A Dave Matthews Band conta já com 8 álbuns de originais no seu reportório e, como já foi referido anteriormente, Before These Crowded Streets é aplaudido pelos fãs da banda como sendo o melhor e mais consistente trabalho da banda, a nível de letras e de música. É curioso o facto do álbum mais aplaudido pelos fãs ser também o que é considerado como o mais negro, obscuro e sombrio. Contudo, não deixa de conter momentos de amor e paixão (Crush), alegria (em Stay), de carpe diem (Pig) ou de esperança (The Last Stop Outro). Este álbum é um paradoxo (ou uma antítese se assim preferirmos) em si mesmo pelas temáticas que abrange, pois nele contém a mais bela dedicação de amor escrita pelas mãos de DM em Crush, como contém a mais dolorosa desilusão de amor em Halloween, onde Dave expressa-se vocalmente quase de uma forma grotesca. É também um álbum que conta com diversas participações de artistas como Alanis Morissette, Bélla Fleck (dos Bélla Fleck & the Flecktones), Kronos Quartet, e apresenta diversas interpolações musicais de curta duração assim como as Jam que tanto os caracteriza.
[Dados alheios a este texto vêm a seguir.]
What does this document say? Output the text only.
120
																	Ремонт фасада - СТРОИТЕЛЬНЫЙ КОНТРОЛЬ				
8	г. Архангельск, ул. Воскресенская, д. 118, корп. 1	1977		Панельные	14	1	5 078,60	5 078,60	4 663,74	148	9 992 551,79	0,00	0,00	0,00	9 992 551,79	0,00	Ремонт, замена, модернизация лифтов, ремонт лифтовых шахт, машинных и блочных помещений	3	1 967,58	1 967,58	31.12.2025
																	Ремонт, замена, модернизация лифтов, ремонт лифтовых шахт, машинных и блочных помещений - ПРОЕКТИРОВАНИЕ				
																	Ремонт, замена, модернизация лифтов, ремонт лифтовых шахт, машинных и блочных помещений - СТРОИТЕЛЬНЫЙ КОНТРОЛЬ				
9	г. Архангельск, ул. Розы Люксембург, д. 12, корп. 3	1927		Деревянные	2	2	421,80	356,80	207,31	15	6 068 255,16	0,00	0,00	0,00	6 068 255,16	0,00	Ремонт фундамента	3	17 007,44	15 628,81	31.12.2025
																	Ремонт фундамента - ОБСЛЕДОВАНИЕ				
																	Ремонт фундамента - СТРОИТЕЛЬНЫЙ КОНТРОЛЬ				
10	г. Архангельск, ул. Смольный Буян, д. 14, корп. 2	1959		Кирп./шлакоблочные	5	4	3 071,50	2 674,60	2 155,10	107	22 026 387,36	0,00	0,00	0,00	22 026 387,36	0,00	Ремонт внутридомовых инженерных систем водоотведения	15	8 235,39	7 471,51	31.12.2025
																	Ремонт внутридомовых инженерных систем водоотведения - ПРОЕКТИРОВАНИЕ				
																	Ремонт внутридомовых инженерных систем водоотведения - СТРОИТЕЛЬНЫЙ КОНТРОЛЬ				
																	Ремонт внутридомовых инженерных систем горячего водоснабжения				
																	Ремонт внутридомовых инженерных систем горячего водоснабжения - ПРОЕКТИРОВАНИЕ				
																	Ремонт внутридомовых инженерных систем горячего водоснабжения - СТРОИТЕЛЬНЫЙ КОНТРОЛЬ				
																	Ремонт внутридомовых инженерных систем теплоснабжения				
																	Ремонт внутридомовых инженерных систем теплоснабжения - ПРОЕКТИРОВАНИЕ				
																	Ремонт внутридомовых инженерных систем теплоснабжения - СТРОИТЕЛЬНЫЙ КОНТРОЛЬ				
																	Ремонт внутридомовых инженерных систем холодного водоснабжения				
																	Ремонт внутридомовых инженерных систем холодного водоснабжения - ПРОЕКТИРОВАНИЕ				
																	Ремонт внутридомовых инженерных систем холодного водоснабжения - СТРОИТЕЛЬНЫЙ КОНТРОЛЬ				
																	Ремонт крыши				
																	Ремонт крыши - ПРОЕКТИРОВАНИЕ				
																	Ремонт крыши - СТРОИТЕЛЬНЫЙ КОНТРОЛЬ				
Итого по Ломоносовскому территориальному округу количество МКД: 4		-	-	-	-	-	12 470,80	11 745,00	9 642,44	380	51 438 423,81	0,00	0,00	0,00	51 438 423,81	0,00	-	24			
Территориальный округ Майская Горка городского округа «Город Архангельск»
A escrita de DM é uma escrita muito diversificada, divertida no jogo das palavras, crua na expressão dos sentimentos mais obscuros e meiga nos sentimentos mais belos. DM consegue também expor as histórias mais sombrias em estilos de música mais alegres, o que faz com que ouvinte nem sempre se aperceba da essência da história que DM narra (ver o caso de Louisiana Bayou, do álbum Stand Up que narra a história de duas crianças mortas à beira de uma estrada, num ritmo “dançável”).
Relativamente às temáticas musicais no álbum BTCS, temos em Last Stop uma crítica e uma revolta clara às guerras que se travam em nome de um deus: “How is this / Hate so deep / Lead us all so blindly killing killing / Fools we are / If hates the gate to peace / This is the Last Stop”.
Em Don’t Drink The Water, a banda conta com duas participações especiais, com a de Alanis Morissette nas melodias vocais finas e a de Bélla Fleck no banjo, numa música que reflecte sobre a colonização da América e sobre o sangue derramado dos nativos índio-americanos. Novamente, Dave canta de forma agressiva sob o prisma do agressor, ou, neste caso, do colonizador: “Away, away, you have been banished. / Your land is gone, and given to me. / And here I will spread my wings. / Yes, I will call this home. / What’s this you say, you feel a right to remain? / Then stay and I will bury you. / What’s that you say, your fathers spirit still lives in this place? / Well, I will silence you.”
The Last Stop, Halloween, DDTW são possivelmente as músicas mais sombrias do álbum e até da história da banda, pela consciência social que elas apresentam, pelos sentimentos crus e pela forma visceral com que DM transpõe esses sentimentos na sua voz.
The Stone é um objecto enlouquecedor por si só, temos uma harmonia e um sentimento pesado e uma tensão de um lado que logo de seguida é acalmado pelas cordas de Kronos Quartet e pela melodia de Can’t Help Fallin’ in Love de Elvis Presley no saxofone de LeRoi Moore.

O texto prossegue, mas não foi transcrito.